I’m not trying to say that Gabel is wrong to recognize the dis-alienating spiritual connection in the movements of the 1960s that he describes. This spiritual bond was definitely there and it is a recognizable dimension of other times and places when people come together for progressive change. And I agree with Gabel’s account of how law works as an ideology, representing our lives to us according to a particular grid of representation that presents itself as neutral and apolitical but in fact is the legitimating ideology of much illegitimate power.

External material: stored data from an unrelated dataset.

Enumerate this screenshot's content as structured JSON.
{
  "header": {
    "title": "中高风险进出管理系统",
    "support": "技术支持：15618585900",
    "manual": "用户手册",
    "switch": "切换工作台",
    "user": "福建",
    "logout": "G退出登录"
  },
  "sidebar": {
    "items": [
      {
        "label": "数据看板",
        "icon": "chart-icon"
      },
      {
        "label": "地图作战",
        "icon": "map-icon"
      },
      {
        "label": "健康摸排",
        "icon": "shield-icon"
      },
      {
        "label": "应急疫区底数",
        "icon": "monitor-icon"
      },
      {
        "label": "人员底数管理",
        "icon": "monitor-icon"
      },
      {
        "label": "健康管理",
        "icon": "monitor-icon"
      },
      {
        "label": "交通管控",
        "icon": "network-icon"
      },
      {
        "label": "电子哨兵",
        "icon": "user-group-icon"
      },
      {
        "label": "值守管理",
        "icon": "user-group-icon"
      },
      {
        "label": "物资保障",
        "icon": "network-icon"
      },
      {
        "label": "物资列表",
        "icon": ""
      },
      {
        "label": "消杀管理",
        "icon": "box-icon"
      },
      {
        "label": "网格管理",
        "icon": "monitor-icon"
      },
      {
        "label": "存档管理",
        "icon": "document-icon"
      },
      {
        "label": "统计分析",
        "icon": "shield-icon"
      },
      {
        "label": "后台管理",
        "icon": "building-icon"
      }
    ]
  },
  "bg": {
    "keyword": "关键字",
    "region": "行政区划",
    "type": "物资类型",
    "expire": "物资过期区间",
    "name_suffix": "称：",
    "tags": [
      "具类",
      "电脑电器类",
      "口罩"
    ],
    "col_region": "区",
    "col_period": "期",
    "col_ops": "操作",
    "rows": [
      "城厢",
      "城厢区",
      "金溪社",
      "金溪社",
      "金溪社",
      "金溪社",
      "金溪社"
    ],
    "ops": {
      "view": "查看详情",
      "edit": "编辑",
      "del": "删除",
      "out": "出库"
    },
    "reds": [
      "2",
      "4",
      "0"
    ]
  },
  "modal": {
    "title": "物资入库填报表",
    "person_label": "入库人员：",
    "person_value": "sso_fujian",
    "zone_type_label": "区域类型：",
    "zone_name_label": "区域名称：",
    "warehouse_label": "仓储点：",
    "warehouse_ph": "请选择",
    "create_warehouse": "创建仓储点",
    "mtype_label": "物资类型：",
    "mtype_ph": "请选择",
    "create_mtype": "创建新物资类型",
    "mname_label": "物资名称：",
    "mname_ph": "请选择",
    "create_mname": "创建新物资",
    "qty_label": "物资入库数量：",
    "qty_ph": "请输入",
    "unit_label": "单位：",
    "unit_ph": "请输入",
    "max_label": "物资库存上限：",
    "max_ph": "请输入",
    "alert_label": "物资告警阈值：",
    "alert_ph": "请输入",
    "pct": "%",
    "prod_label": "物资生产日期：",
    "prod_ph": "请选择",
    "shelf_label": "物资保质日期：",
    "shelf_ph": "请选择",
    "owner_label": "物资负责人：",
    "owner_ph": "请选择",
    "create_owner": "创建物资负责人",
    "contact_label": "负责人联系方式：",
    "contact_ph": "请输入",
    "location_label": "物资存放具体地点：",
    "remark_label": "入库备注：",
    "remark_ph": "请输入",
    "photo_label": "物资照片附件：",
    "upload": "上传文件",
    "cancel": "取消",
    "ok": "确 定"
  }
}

I’m instead saying that Gabel is trying to make universal what was necessarily local in time and space and therefore contingent. Presenting the 1960s movements as unproblematically redemptive with respect to race is like the “premature apology” applied to race relations. The white experience of the Civil Rights movement expressed the truth that whites had historically oppressed African Americans and owed compensation, but in an abstract, universal way that ignored the particularities of how that power was exercised and manifested, and that tended to invite African Americans to integrate into white institutions without any recognition of the value of historically black institutions or of the cultural assumptions of dominant white ones.
This doesn’t mean to me that we should denounce the participants in those movements, but it does mean that a critical understanding should be historicist and therefore always open to the possibility that what appeared unproblematically redemptive in a particular moment doesn’t stand immune to critique, negation, and transformation on second analysis. The claimed universals of the present ought not be permitted to colonize the future. The universal language of colorblindness that Dr. King invoked and that Gabel quotes was in its time and space an important negation of the claims of white supremacy and the logic of racial segregation that the law supported. But its redemptive power was also bound to that local struggle, and it would have little to contribute to any deeper understanding of race that should befit a radical analysis of social transformation. Without colorblindness itself being negated, progress toward racial justice may not be possible.
So, to summarize: I find Gabel’s actual descriptions of the phenomenon of people coming to embrace ideology and his sensitivity to how to address their authentic needs in organizing for social change compelling and invaluable; I have no difficulty allying with him on particular political projects. I just don’t see the point in universalizing the need for recognition as the guiding “truth” of social movements, and I see how such an impulse can easily lead to an avoidance of critical analysis. I don’t think there is or need be any canonical way to articulate and conceptualize this project of human freedom. I think of myself as a historicist in this way, opposed to these universalizing claims because of their tendency to stand on the side of closure by trying to colonize the future with the universalizing claims of the past—the premature apology. The project of the “true left” as I understand it, is to continue to critique, negate, and transform: to continually keep trying to break on through to the other side.